Weitere Filme in der Reihe „Zwischen Protest und Utopie“ am 12. Mai (Hungerjahre), 13. Mai (Persepolis), 26. Mai (BlacKkKlansman) und 27. Mai 2026 (Die Wütenden – Les Misérables)


Impuls und Gespräch
Mittwoch, 6. Mai, 18.30 – 20.30 Uhr
Evangelische Akademie Frankfurt, Römerberg 9, F-Innenstadt

Trost im Zeichen der Krankheit

Ein Abend für Angehörige schwerstkranker Patienten und Patientinnen

Um das Thema „Trost“ angesichts schwerster Erkrankungen geht es am Mittwoch, 6. Mai 2026, 18.30 bis 20.30 Uhr, in der Evangelischen Akademie Frankfurt, Römerberg 9, Innenstadt.

Wer schwerstkranke Menschen begleitet, verspürt oft den starken Wunsch zu trösten. Doch wie trostbedürftig ist der Patient überhaupt? Worauf bezieht sich Trost – und wie lässt er sich angemessen schenken? Sind es nicht häufig eher die Angehörigen selbst, die Trost brauchen? Trost kann als die Fähigkeit verstanden werden, in Zeiten seelischen oder körperlichen Leids Halt, Zuversicht und Ermutigung zu spenden.
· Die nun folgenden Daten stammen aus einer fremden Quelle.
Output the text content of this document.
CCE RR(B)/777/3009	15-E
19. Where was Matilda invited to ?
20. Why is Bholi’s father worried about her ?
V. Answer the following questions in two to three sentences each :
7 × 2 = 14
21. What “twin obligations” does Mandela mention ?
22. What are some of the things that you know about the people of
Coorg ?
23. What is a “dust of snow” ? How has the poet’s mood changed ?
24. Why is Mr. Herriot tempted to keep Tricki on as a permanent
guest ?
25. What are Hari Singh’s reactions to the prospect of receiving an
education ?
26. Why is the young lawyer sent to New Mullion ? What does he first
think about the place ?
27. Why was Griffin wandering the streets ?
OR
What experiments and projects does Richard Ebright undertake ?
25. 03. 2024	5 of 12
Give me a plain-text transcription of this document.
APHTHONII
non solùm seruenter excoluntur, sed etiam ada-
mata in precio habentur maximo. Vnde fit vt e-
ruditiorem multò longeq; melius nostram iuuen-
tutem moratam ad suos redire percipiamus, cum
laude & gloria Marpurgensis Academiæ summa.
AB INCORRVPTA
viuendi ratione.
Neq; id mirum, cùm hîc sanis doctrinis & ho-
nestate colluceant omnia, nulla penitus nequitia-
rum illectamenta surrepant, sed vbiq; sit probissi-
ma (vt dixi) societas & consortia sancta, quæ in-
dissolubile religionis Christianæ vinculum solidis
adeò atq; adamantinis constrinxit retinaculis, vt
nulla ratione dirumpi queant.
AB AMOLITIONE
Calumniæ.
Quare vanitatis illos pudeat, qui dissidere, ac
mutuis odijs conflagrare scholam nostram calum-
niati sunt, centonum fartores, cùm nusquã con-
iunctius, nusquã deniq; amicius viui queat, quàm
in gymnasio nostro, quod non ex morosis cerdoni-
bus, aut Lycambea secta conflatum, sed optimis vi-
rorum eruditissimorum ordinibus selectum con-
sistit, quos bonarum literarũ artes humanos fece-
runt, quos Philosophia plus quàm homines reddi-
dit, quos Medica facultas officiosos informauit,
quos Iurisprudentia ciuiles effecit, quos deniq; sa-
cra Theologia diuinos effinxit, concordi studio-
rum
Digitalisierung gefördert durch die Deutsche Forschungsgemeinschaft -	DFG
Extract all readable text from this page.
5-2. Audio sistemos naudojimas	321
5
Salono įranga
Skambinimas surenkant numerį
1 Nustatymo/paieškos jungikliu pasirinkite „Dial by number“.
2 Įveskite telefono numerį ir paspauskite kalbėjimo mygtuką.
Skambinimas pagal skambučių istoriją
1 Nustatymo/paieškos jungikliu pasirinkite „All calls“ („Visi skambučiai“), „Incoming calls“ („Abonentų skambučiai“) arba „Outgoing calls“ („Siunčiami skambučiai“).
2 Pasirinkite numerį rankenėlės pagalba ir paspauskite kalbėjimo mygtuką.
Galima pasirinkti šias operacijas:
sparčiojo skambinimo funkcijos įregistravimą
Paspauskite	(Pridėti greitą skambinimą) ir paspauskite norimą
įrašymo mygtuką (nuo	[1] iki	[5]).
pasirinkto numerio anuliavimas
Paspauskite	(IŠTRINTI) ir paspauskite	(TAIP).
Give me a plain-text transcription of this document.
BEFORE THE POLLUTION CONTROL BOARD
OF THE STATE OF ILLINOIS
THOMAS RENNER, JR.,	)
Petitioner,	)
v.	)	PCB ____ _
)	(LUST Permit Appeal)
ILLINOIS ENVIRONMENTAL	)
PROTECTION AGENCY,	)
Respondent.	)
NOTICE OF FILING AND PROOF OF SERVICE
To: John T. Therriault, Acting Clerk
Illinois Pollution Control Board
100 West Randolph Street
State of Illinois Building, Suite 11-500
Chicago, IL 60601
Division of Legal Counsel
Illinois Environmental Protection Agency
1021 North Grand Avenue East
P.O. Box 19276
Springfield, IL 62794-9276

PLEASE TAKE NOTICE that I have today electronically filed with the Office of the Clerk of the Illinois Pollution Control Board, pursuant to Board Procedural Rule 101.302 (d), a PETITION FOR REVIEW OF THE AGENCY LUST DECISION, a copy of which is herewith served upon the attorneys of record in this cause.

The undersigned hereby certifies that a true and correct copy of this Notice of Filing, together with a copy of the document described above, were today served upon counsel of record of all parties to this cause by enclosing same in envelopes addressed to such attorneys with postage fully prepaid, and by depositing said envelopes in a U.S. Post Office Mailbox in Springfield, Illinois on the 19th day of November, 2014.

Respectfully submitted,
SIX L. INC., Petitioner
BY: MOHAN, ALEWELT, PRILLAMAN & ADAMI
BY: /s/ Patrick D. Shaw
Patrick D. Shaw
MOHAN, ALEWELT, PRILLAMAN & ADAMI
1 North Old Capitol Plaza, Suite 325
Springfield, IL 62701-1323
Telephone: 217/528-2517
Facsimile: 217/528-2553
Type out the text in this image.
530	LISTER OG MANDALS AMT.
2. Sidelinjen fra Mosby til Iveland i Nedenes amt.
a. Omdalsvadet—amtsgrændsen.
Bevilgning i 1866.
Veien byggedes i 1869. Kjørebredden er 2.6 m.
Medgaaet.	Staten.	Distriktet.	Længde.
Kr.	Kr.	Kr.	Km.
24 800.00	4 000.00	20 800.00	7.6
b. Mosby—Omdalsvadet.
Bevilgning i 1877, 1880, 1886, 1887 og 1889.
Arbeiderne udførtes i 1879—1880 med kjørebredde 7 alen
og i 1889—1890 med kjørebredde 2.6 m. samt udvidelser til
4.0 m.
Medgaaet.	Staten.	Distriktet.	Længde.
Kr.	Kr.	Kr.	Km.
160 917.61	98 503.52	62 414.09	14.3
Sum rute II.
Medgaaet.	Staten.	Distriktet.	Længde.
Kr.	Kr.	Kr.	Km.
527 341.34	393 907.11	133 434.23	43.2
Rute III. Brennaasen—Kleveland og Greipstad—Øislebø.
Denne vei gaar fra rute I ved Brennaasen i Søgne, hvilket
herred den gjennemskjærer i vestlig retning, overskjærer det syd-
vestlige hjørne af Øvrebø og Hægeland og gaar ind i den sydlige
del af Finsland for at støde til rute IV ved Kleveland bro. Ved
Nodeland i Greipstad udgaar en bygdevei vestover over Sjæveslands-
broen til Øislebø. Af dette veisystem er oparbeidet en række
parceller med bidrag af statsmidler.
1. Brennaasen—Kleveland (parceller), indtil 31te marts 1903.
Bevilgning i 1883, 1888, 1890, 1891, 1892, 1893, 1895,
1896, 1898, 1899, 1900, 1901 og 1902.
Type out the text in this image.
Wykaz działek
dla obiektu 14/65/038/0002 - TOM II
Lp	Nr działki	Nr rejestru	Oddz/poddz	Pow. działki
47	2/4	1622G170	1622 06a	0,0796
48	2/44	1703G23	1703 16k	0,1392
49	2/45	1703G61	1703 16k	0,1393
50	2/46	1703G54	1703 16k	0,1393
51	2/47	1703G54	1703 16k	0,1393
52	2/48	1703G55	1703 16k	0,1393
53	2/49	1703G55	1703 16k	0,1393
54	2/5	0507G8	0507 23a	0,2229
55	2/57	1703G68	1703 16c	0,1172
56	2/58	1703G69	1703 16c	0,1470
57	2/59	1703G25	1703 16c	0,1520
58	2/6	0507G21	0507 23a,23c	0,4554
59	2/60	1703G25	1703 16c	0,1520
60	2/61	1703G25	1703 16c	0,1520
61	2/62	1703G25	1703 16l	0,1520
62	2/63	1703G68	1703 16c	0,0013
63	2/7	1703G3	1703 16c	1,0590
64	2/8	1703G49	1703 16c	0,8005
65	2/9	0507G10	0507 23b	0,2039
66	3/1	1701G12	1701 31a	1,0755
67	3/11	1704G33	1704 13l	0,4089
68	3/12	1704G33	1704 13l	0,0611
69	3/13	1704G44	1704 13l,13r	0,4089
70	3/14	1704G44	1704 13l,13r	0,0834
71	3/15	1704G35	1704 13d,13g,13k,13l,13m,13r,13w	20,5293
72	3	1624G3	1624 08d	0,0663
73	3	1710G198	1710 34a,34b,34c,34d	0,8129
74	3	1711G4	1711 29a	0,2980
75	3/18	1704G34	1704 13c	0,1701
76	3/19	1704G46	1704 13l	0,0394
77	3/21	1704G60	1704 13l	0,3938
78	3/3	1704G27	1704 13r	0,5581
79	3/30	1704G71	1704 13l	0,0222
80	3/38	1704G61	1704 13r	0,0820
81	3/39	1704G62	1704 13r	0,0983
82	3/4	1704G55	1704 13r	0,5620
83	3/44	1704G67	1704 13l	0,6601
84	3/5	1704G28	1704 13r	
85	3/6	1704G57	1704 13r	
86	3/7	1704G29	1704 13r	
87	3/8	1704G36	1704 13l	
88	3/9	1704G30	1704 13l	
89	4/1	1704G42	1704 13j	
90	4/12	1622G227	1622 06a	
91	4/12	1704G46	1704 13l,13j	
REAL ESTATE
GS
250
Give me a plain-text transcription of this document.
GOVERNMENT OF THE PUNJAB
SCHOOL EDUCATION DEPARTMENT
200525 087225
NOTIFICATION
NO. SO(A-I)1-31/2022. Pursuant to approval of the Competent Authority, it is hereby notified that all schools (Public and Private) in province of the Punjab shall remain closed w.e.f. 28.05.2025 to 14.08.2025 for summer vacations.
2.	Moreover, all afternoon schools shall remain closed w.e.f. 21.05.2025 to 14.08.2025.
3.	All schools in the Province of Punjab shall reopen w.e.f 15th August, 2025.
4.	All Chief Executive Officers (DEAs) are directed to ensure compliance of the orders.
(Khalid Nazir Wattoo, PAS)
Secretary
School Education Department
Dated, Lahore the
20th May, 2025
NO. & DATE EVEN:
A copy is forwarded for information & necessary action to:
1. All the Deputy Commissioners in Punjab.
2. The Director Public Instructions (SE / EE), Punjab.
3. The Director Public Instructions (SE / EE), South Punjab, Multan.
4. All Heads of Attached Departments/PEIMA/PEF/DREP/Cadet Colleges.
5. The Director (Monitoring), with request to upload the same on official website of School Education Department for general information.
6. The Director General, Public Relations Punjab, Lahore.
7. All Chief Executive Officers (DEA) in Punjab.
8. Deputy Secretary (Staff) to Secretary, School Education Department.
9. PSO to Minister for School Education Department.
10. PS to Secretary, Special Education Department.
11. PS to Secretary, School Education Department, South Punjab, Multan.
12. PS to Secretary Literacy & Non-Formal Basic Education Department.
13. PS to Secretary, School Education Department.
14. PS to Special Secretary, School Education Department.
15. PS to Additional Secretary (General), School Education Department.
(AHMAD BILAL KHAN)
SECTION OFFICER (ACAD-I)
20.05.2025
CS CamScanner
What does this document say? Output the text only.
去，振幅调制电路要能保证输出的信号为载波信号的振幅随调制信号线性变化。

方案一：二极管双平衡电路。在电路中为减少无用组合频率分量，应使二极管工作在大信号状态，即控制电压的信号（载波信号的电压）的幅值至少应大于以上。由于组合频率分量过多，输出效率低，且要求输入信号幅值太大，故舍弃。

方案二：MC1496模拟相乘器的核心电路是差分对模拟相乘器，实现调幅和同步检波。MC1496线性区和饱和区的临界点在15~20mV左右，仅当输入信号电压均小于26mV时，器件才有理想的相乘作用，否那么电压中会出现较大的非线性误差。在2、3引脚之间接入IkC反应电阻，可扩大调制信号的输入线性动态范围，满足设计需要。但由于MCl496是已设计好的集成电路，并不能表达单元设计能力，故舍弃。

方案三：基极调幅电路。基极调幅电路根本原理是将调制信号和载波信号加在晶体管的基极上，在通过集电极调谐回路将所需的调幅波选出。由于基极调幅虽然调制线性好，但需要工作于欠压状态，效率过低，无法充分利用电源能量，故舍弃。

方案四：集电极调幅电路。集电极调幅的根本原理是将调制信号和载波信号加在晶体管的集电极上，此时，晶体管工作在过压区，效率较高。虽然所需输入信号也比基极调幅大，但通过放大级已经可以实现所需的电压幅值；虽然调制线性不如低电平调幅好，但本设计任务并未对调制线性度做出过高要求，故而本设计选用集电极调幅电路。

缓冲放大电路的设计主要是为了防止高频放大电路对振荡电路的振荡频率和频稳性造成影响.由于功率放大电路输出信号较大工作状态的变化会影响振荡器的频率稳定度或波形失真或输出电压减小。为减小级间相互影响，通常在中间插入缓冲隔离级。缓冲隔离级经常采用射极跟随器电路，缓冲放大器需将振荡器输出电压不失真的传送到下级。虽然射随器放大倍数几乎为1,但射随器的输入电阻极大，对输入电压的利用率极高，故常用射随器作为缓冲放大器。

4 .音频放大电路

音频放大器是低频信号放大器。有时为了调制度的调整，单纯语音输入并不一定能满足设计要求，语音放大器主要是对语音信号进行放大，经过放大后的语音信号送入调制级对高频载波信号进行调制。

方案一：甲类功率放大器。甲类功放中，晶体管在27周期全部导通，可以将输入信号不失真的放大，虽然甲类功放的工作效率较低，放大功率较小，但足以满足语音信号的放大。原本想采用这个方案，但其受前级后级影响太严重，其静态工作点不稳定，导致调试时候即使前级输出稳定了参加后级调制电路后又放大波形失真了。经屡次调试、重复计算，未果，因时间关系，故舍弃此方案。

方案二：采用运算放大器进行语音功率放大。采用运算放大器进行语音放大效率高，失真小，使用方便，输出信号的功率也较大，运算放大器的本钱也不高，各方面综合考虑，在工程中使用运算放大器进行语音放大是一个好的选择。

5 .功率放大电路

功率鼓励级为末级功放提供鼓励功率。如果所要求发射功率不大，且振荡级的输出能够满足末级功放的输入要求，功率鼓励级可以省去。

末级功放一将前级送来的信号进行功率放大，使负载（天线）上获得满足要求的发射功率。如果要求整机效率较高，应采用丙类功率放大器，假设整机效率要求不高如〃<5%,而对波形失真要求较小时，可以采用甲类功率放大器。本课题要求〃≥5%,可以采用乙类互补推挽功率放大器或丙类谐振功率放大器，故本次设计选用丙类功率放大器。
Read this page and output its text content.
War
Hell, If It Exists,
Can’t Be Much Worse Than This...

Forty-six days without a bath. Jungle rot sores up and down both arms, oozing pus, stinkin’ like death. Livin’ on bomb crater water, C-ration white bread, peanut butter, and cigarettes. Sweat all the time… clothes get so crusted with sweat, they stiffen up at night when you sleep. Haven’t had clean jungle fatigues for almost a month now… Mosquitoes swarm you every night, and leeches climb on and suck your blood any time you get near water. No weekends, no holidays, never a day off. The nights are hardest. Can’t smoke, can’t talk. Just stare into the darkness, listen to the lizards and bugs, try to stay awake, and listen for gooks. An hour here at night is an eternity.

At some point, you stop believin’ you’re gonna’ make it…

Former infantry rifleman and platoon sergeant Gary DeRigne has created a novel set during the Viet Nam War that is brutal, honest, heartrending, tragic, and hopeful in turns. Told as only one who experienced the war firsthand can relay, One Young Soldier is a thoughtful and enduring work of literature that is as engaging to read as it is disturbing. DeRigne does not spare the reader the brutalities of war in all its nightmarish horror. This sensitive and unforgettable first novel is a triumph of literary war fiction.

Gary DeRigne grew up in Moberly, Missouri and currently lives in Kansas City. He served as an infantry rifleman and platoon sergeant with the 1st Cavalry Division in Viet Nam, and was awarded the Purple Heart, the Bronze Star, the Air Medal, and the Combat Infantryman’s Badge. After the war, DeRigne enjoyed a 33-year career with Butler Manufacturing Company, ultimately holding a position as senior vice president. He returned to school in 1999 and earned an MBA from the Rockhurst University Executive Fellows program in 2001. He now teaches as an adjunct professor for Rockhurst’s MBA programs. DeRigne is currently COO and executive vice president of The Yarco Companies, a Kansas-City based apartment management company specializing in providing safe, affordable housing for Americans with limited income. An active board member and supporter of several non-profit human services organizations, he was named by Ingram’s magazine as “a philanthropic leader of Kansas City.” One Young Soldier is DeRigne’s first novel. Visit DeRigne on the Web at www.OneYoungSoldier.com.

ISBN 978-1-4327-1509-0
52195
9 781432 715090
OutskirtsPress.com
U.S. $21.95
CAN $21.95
Zugleich besagt ein Sprichwort, dass niemand einem anderen die Tränen trocknen kann, ohne sich selbst die Hände nass zu machen – ein Bild dafür, wie eng Nähe, Anteilnahme und eigene Verletzlichkeit miteinander verwoben sind. Im Gespräch mit Christina Sauer, Leiterin der Psychoonkologie der Universitätsklinik Frankfurt, und der Schriftstellerin Madeleine Hofmann spürt Professorin Elke Jäger, Freie Projektleiterin Medizinethik der Evangelischen Akademie, dem Thema nach.

Bei dem Abend handelt es sich um eine Kooperation der Akademie mit der Klinik für Onkologie und Hämatologie, Krankenhaus Nordwest.

Eintritt frei, Anmeldung erbeten

Weitere Informationen: https://www.evangelische-akademie.de/63992


Musik
Sonntag, 10. Mai, 19 Uhr
Französisch-Reformierte Kirche, Herrnstraße 44, OF-Innenstadt

„Sehnsuchtsort Venedig“

Ein Liederabend mit Werken von Antonio Vivaldi, Gioacchino Rossini und Reynaldo Hahn

Ljuba Nitz, Sopran, und Olaf Joksch-Weinandy, Klavier, entführen am Sonntag, 10. Mai 2026, 19 Uhr, in Kooperation mit den „Frauen für Offenbach“ musikalisch nach Venedig. Im Anschluss an das Konzert in der Französisch-Reformierten Kirche, Hernstraße 44, Innenstadt, wird zu „Cichetti & Prosecco“ in den Pfarrgarten eingeladen.